Quel virus tornato dal passato

    Quando ricevete una e-mail fate sempre attenzione: i virus informatici catalogati come ricordi del passato sono ancora pronti a riprodursi e colpire. In che modo? Sfruttando la crescita esponenziale della Rete, e l’aiuto di navigatori incauti. E’ questo l’inaspettato scenario che Alessandro Vespignani e Romualdo Pastor Satorras, due fisici dell’International Centre for Theoretical Physics di Trieste, hanno elaborato esaminando il comportamento dei virus tra il 1996 ed il 2000. I due hanno applicato metodi matematici sviluppati per la fisica statistica ai dati presenti nell’archivio del ‘Virus Bullettin’, la rivista di riferimento per chi si occupa di parassiti virtuali, dove sono catalogate le informazioni relative alle infezioni informatiche. Si aspettavano di trovare un modello epidemiologico per i virus virtuali che ricalcasse quello elaborato per i virus biologici, dove il tempo di vita medio degli agenti infettivi è molto basso. Ma così non è stato.

    “Il mondo virtuale”, esordisce Vespignani, “è molto differente da quello reale. In quest’ultimo, se il virus non raggiunge una soglia minima di virulenza, soglia calcolabile matematicamente, non si ha la comparsa di un’epidemia. Le vaccinazioni contro i virus biologici servono proprio a tenerli al di sotto del valore minimo. Ciò che abbiamo osservato è che per i virus del computer questa soglia minima invece non esiste”. E sempre sfruttando l’analogia tra mondo virtuale e mondo reale si comprende perché la vita per ‘I love You’ e compagni è più facile che per il virus dell’influenza.

    Nel mondo biologico ogni essere umano ha una cerchia di persone con cui entra quotidianamente in contatto. Una rete di relazione tra individui che permette agli agenti patogeni di trasmettersi. Ma la prevenzione, l’uso dei farmaci e il numero più o meno ristretto di contatti tra le persone sono fattori che riescono tenerne sotto controllo l’invadenza.
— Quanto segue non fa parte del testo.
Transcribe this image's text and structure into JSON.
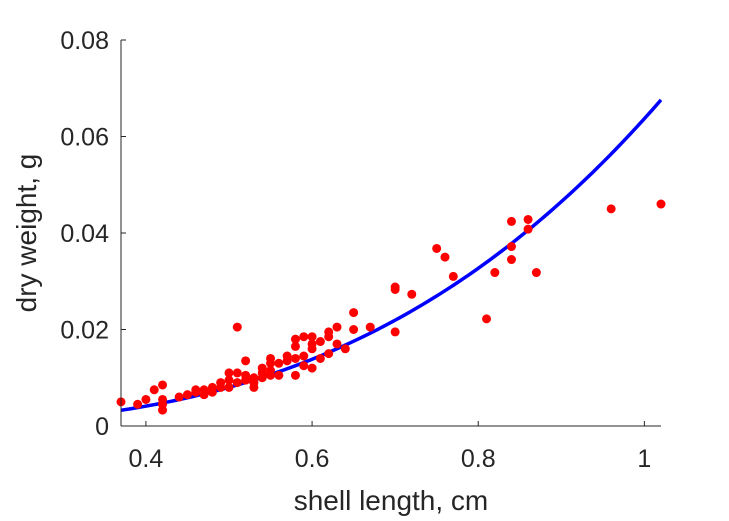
{
  "chart_data": {
    "type": "scatter",
    "title": "",
    "xlabel": "shell length, cm",
    "ylabel": "dry weight, g",
    "xlim": [
      0.37,
      1.02
    ],
    "ylim": [
      0,
      0.08
    ],
    "x_ticks": [
      0.4,
      0.6,
      0.8,
      1.0
    ],
    "x_tick_labels": [
      "0.4",
      "0.6",
      "0.8",
      "1"
    ],
    "y_ticks": [
      0,
      0.02,
      0.04,
      0.06,
      0.08
    ],
    "y_tick_labels": [
      "0",
      "0.02",
      "0.04",
      "0.06",
      "0.08"
    ],
    "grid": false,
    "series": [
      {
        "kind": "points",
        "color": "#ff0000",
        "x": [
          0.37,
          0.39,
          0.4,
          0.41,
          0.42,
          0.42,
          0.42,
          0.42,
          0.44,
          0.45,
          0.46,
          0.46,
          0.47,
          0.47,
          0.48,
          0.48,
          0.49,
          0.49,
          0.5,
          0.5,
          0.5,
          0.51,
          0.51,
          0.51,
          0.52,
          0.52,
          0.52,
          0.53,
          0.53,
          0.53,
          0.54,
          0.54,
          0.54,
          0.55,
          0.55,
          0.55,
          0.55,
          0.56,
          0.56,
          0.57,
          0.57,
          0.58,
          0.58,
          0.58,
          0.58,
          0.59,
          0.59,
          0.59,
          0.6,
          0.6,
          0.6,
          0.6,
          0.61,
          0.61,
          0.62,
          0.62,
          0.62,
          0.63,
          0.63,
          0.64,
          0.65,
          0.65,
          0.67,
          0.7,
          0.7,
          0.7,
          0.72,
          0.75,
          0.76,
          0.77,
          0.81,
          0.82,
          0.84,
          0.84,
          0.84,
          0.86,
          0.86,
          0.87,
          0.96,
          1.02
        ],
        "y": [
          0.005,
          0.0045,
          0.0055,
          0.0075,
          0.0085,
          0.0055,
          0.0045,
          0.0033,
          0.006,
          0.0065,
          0.007,
          0.0075,
          0.0065,
          0.0075,
          0.008,
          0.007,
          0.008,
          0.009,
          0.008,
          0.0095,
          0.011,
          0.009,
          0.011,
          0.0205,
          0.0095,
          0.0105,
          0.0135,
          0.008,
          0.009,
          0.01,
          0.01,
          0.011,
          0.012,
          0.0105,
          0.0115,
          0.013,
          0.014,
          0.0105,
          0.013,
          0.0135,
          0.0145,
          0.0105,
          0.014,
          0.0165,
          0.018,
          0.0125,
          0.0145,
          0.0185,
          0.012,
          0.016,
          0.017,
          0.0185,
          0.014,
          0.0175,
          0.015,
          0.0185,
          0.0195,
          0.017,
          0.0205,
          0.016,
          0.02,
          0.0235,
          0.0205,
          0.0195,
          0.0283,
          0.0288,
          0.0273,
          0.0368,
          0.035,
          0.031,
          0.0222,
          0.0318,
          0.0345,
          0.0372,
          0.0424,
          0.0408,
          0.0428,
          0.0318,
          0.045,
          0.046
        ]
      },
      {
        "kind": "fit",
        "color": "#0000ff",
        "model": "power",
        "coef": 0.0637,
        "exponent": 2.99
      }
    ]
  }
}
Tuttavia il numero di queste “connessioni umane quotidiane” non riesce ad eguagliare quello delle connessioni tra computer: nell’era di Internet ogni Pc entra ogni giorno in contatto con un numero di consimili assai maggiore di quanto avvenga a un uomo. E ogni contatto dura in media assai di più. In questo contesto anche il virus più debole riesce a diffondersi e trasformarsi in una minaccia capace di colpire in un intervallo di tempo molto grande. “Un dato significativo che abbiamo trovato”, afferma Vespignani, “è il tempo di vita medio dei parassiti informatici, che è pari a due o tre anni, a seconda delle famiglie, nonostante ogni sei mesi sia disponibile una versione aggiornata dei software antivirus, il vaccino. Invece il virus dell’influenza viene debellato in qualche mese”. E la situazione peggiorerà con l’espandersi della Rete.
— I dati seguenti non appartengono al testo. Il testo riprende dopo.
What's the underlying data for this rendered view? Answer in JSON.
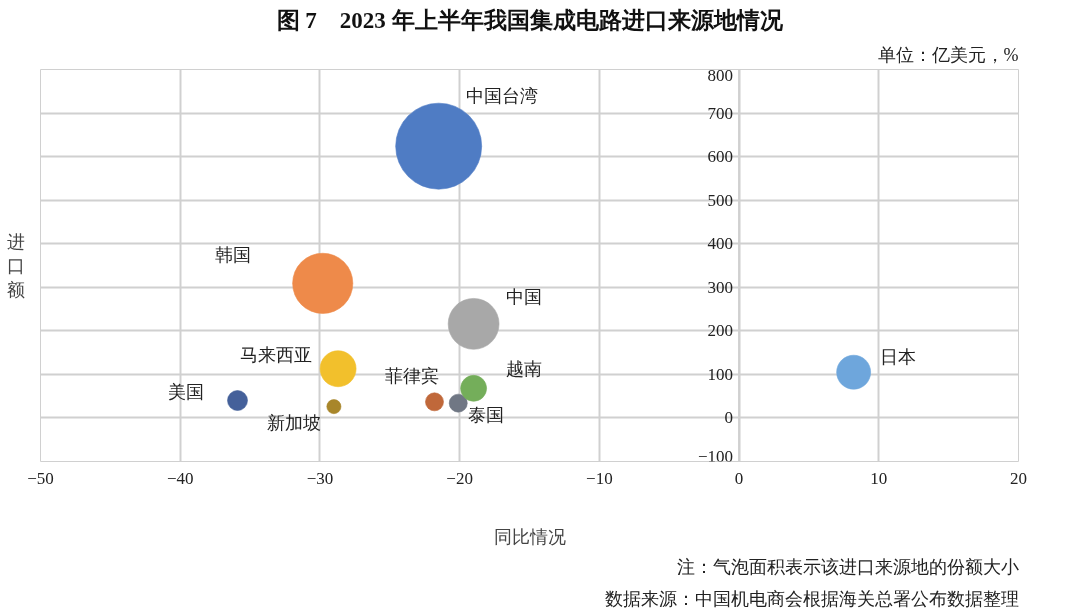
{
  "chart_data": {
    "type": "bubble",
    "title": "图 7　2023 年上半年我国集成电路进口来源地情况",
    "xlabel": "同比情况",
    "ylabel": "进口额",
    "annotations": [
      "单位：亿美元，%",
      "注：气泡面积表示该进口来源地的份额大小",
      "数据来源：中国机电商会根据海关总署公布数据整理"
    ],
    "xlim": [
      -50,
      20
    ],
    "xticks": [
      -50,
      -40,
      -30,
      -20,
      -10,
      0,
      10,
      20
    ],
    "ylim": [
      -100,
      800
    ],
    "yticks": [
      -100,
      0,
      100,
      200,
      300,
      400,
      500,
      600,
      700,
      800
    ],
    "grid": true,
    "legend": false,
    "series": [
      {
        "name": "中国台湾",
        "color": "#4f7cc4",
        "x": [
          -21.5
        ],
        "values": [
          624
        ],
        "sizes": [
          1
        ]
      },
      {
        "name": "韩国",
        "color": "#ee8a4a",
        "x": [
          -29.8
        ],
        "values": [
          309
        ],
        "sizes": [
          0.49
        ]
      },
      {
        "name": "中国",
        "color": "#a8a8a8",
        "x": [
          -19.0
        ],
        "values": [
          216
        ],
        "sizes": [
          0.35
        ]
      },
      {
        "name": "马来西亚",
        "color": "#f2c02c",
        "x": [
          -28.7
        ],
        "values": [
          113
        ],
        "sizes": [
          0.175
        ]
      },
      {
        "name": "美国",
        "color": "#44609a",
        "x": [
          -35.9
        ],
        "values": [
          40
        ],
        "sizes": [
          0.054
        ]
      },
      {
        "name": "新加坡",
        "color": "#a8862a",
        "x": [
          -29.0
        ],
        "values": [
          26
        ],
        "sizes": [
          0.027
        ]
      },
      {
        "name": "菲律宾",
        "color": "#c0683a",
        "x": [
          -21.8
        ],
        "values": [
          37
        ],
        "sizes": [
          0.044
        ]
      },
      {
        "name": "泰国",
        "color": "#707784",
        "x": [
          -20.1
        ],
        "values": [
          34
        ],
        "sizes": [
          0.044
        ]
      },
      {
        "name": "越南",
        "color": "#74ae5a",
        "x": [
          -19.0
        ],
        "values": [
          68
        ],
        "sizes": [
          0.091
        ]
      },
      {
        "name": "日本",
        "color": "#6ea6dc",
        "x": [
          8.2
        ],
        "values": [
          105
        ],
        "sizes": [
          0.156
        ]
      }
    ]
  }
}
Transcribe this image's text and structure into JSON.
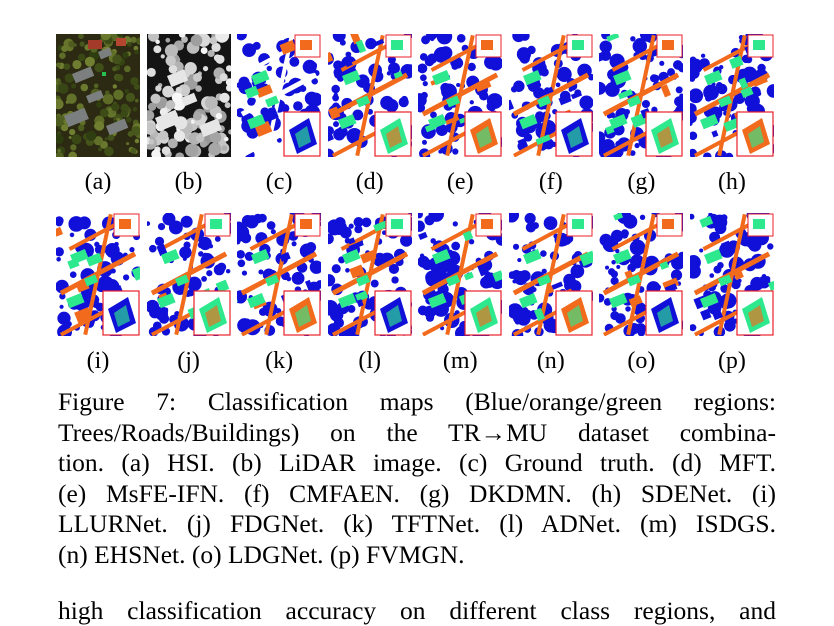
{
  "figure": {
    "panels": [
      {
        "label": "(a)",
        "kind": "hsi"
      },
      {
        "label": "(b)",
        "kind": "lidar"
      },
      {
        "label": "(c)",
        "kind": "map"
      },
      {
        "label": "(d)",
        "kind": "map"
      },
      {
        "label": "(e)",
        "kind": "map"
      },
      {
        "label": "(f)",
        "kind": "map"
      },
      {
        "label": "(g)",
        "kind": "map"
      },
      {
        "label": "(h)",
        "kind": "map"
      },
      {
        "label": "(i)",
        "kind": "map"
      },
      {
        "label": "(j)",
        "kind": "map"
      },
      {
        "label": "(k)",
        "kind": "map"
      },
      {
        "label": "(l)",
        "kind": "map"
      },
      {
        "label": "(m)",
        "kind": "map"
      },
      {
        "label": "(n)",
        "kind": "map"
      },
      {
        "label": "(o)",
        "kind": "map"
      },
      {
        "label": "(p)",
        "kind": "map"
      }
    ],
    "colors": {
      "trees": "#1010d8",
      "roads": "#f26a1b",
      "buildings": "#2ee88e",
      "background": "#ffffff",
      "inset_border": "#e8202a"
    }
  },
  "caption": {
    "lines": [
      "Figure 7: Classification maps (Blue/orange/green regions:",
      "Trees/Roads/Buildings) on the TR→MU dataset combina-",
      "tion. (a) HSI. (b) LiDAR image. (c) Ground truth. (d) MFT.",
      "(e) MsFE-IFN. (f) CMFAEN. (g) DKDMN. (h) SDENet. (i)",
      "LLURNet. (j) FDGNet. (k) TFTNet. (l) ADNet. (m) ISDGS.",
      "(n) EHSNet. (o) LDGNet. (p) FVMGN."
    ]
  },
  "body_text": {
    "partial_line": "high classification accuracy on different class regions, and"
  }
}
    Cambia il modello di riferimento dunque, che comunque conserva un analogia con il mondo reale che può essere utile: alcune ricerche hanno dimostrato che le catene alimentari hanno strutture simile a quella di Internet. Un agente patogeno, anche se poco virulento non impiegherebbe molto ad invadere tutta la catena. Ma se cambia il modello che descrive l’infezione devono essere cambiate anche le modalità di prevenzione e cura. In futuro la sconfitta dei virus informatici non dipenderà in maniera critica dall’antivirus così come è concepito oggi, anche se rimarrà comunque uno strumento fondamentale. “Quello che auspichiamo è un meccanismo attraverso il quale ogniqualvolta un computer viene infettato deve poter dialogare in rete e dare alcune fondamentali informazioni”, continua Vespignani, “deve riuscire a comunicare alle altre macchine di che tipo è l’infezione, come è fatto il virus e come è possibile difendersi. Proprio come fanno i linfociti, le sentinelle del nostro sistema immunitario”. In attesa che tutto ciò diventi realtà “gli utenti devono essere più coscienziosi”, conclude Vespignani. “I programmi antivirus vanno continuamente aggiornati. Chi utilizza il computer non deve comunque abbassare la guardia. Per esempio, aprire gli allegati di e-mail sospette, senza preoccuparsi di passarli alla prova dell’antivirus, è comunque un metodo di trasmissione dell’infezione”.